Because of all the concerns around the term “Data Sharing”, I prefer to use the term “Result Sharing”. In our framework, we mostly try to answer very high-level questions like “The prevalence of a certain mutation in different populations”, preventing any private information from leaking out. By having more access to data we can gain more insight and produce more useful information; as Aristotle said: “The whole is greater than the sum of its parts.” On the other hand we always have to be careful about the consequences of sharing.

7. What does ethical data sharing mean to you?

It means everything and nothing. Why? Because ethics really depends on the subject and the location we are talking about. If we talk about sharing weather forecast data, I would say it is not important and it does not have any meaning. But when we talk about the data produced based on human genomes then we have to be careful. Legal frameworks differ a lot between many countries. Some of them are very restrictive when it comes to dealing with sensitive and private data whereas others are much less restrictive. Mostly this is because they have different definitions of private data. In most cases, any information that allows us to uniquely identify a person is defined as private information and as we know there is a possibility to identify a person by his or her genome sequence. Therefore, I feel that it is very important to keep track of what data is being used by who, when, at which level and for what reason.

NGS

Amin Ardeshirdavani et al, has published his work in Genome Medicine 6:71 : “NGS-Logistics: federated analysis of NGS sequence variants across multiple locations”. You can take a look at it here.

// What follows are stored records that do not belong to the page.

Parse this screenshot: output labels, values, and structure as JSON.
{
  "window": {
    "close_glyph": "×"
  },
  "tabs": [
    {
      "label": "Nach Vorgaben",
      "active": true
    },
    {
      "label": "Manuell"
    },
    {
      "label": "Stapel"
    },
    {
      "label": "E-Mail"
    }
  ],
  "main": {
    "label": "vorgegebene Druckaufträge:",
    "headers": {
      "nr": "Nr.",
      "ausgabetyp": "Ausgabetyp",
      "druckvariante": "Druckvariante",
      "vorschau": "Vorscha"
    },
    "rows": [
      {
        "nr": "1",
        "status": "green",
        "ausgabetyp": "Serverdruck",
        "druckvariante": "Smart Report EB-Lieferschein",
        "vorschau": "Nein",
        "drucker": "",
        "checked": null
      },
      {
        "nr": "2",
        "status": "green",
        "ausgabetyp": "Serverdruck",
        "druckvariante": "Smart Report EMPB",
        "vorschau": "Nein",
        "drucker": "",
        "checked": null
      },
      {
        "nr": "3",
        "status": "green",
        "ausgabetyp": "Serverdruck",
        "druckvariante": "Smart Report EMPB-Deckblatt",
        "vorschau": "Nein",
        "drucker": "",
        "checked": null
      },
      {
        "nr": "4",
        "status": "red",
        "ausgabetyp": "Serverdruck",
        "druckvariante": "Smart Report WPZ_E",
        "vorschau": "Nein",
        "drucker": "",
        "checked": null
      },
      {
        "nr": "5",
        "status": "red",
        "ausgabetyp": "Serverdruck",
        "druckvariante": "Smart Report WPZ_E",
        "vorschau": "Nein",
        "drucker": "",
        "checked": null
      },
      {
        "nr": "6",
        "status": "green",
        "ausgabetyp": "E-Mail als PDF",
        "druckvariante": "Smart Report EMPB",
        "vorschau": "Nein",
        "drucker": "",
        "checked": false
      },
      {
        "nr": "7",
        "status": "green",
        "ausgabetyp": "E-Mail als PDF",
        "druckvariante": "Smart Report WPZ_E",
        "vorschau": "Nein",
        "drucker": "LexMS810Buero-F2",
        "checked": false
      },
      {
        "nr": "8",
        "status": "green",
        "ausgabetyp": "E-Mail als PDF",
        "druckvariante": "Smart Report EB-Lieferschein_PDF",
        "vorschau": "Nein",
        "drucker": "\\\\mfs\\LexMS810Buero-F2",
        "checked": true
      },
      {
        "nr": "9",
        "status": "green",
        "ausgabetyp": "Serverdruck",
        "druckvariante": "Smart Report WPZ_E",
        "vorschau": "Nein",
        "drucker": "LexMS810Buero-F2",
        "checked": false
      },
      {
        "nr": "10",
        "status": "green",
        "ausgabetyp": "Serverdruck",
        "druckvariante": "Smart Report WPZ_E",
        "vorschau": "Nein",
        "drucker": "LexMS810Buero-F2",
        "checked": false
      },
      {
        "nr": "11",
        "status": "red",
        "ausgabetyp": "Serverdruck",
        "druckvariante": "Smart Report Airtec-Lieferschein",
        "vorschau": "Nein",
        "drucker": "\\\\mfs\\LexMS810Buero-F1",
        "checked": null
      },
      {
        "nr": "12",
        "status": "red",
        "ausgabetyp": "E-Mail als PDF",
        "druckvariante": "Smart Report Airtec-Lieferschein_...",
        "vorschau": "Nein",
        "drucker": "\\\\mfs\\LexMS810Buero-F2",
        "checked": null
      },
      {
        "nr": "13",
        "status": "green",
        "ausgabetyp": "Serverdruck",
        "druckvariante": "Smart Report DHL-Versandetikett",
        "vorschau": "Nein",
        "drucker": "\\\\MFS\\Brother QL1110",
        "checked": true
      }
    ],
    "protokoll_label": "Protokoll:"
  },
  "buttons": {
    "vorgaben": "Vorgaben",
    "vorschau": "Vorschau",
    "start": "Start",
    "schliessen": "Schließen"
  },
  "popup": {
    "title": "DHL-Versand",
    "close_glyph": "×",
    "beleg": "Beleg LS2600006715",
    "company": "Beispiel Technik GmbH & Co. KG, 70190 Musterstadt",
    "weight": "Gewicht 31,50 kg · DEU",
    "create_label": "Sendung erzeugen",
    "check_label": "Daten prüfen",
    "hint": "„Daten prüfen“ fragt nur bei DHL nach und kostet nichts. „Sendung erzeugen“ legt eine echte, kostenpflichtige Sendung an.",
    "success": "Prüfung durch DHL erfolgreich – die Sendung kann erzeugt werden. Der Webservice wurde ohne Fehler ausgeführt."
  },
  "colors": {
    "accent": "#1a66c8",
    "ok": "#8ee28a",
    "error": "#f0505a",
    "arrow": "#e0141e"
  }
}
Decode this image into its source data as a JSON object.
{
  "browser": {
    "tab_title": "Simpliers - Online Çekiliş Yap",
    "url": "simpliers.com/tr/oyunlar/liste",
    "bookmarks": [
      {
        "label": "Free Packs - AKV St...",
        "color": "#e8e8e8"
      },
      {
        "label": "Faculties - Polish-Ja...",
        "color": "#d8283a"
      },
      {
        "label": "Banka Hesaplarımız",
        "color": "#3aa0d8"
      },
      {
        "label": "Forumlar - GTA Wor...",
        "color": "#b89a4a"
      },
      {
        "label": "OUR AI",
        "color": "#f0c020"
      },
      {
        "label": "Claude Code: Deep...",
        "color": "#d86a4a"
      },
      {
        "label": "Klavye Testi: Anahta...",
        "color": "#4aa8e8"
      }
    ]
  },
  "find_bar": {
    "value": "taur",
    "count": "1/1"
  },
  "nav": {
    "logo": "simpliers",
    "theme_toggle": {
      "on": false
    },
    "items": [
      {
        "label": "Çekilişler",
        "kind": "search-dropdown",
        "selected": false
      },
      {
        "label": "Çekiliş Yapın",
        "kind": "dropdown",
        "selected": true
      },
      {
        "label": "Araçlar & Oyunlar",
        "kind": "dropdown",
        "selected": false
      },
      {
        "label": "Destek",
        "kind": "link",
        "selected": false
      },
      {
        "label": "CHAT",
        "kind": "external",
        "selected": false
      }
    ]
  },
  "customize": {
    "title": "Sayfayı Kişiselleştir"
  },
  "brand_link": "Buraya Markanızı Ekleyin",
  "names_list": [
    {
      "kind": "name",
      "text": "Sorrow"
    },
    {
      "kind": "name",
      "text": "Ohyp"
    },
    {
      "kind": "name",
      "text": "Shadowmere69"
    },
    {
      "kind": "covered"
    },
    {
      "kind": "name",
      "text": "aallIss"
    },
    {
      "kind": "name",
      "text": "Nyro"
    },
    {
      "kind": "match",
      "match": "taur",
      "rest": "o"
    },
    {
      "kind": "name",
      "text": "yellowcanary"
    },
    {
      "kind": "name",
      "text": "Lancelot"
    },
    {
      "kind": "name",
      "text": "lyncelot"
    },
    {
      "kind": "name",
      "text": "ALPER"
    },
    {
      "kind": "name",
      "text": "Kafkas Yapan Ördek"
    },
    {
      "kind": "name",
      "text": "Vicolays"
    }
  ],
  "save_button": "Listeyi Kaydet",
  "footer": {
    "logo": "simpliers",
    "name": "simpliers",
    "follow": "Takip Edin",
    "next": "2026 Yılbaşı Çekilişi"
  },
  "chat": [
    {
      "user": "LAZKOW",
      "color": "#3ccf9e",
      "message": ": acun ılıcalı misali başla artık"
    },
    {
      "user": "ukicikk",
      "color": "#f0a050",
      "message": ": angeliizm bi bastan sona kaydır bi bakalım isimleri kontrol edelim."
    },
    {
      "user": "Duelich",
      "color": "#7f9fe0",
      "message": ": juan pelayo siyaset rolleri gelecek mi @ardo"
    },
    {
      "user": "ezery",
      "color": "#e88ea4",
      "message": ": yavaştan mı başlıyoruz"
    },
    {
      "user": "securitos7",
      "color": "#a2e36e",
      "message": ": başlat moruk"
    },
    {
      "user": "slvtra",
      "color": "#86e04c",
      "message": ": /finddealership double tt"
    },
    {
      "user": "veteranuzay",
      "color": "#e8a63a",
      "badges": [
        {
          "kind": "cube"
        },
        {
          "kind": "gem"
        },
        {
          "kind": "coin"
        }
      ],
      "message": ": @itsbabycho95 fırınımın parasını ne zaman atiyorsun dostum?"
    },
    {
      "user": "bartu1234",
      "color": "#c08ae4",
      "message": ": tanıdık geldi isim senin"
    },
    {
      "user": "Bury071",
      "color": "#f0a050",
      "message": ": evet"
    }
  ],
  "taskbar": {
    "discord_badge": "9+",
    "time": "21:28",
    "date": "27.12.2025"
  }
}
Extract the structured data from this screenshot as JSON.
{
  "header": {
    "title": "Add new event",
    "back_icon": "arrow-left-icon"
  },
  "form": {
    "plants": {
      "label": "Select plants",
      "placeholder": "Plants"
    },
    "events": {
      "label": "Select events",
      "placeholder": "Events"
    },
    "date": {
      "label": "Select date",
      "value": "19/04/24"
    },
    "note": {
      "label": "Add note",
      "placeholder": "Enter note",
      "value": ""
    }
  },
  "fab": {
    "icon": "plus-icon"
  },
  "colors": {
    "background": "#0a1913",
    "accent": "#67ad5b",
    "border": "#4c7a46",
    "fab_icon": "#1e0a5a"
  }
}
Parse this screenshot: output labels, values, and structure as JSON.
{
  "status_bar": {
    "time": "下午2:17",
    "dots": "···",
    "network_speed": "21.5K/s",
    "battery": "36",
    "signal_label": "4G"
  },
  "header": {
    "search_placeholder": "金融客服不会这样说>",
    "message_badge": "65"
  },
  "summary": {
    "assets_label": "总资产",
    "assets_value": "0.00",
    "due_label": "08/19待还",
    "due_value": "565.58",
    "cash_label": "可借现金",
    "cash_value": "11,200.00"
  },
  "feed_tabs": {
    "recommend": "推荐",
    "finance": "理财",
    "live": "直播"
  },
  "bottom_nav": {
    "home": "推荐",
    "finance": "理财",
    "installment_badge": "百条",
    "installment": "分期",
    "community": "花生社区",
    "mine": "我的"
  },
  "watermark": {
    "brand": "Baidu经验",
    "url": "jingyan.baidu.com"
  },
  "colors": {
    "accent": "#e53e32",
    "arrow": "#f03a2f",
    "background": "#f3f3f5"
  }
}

Exploring Open Science n°2: DNAdigest interviews SolveBio

DNAdigest continues with the series of interviews. Here we would like to introduce you to Mr Mark Kaganovich, CEO of SolveBio, who agreed on an interview with us. He shared a lot about what SolveBio does and discussed with us the importance of genomic data sharing.

Mark

Mark Kaganovich, CEO of SolveBio

1) Could you describe what SolveBio does?

SolveBio delivers the critical reference data used by hospitals and companies to run genomic applications. These applications use SolveBio’s data to predict the effects of slight DNA variants on a person’s health. SolveBio has designed a secure platform for the robust delivery of complex reference datasets. We make the data easy to access so that our customers can focus on building clinical grade molecular diagnostics applications, faster.

2) How did you come up with the idea of building a system that integrates genomic reference data into diagnostic and research applications? And what was the crucial moment when you realised the importance of creating it?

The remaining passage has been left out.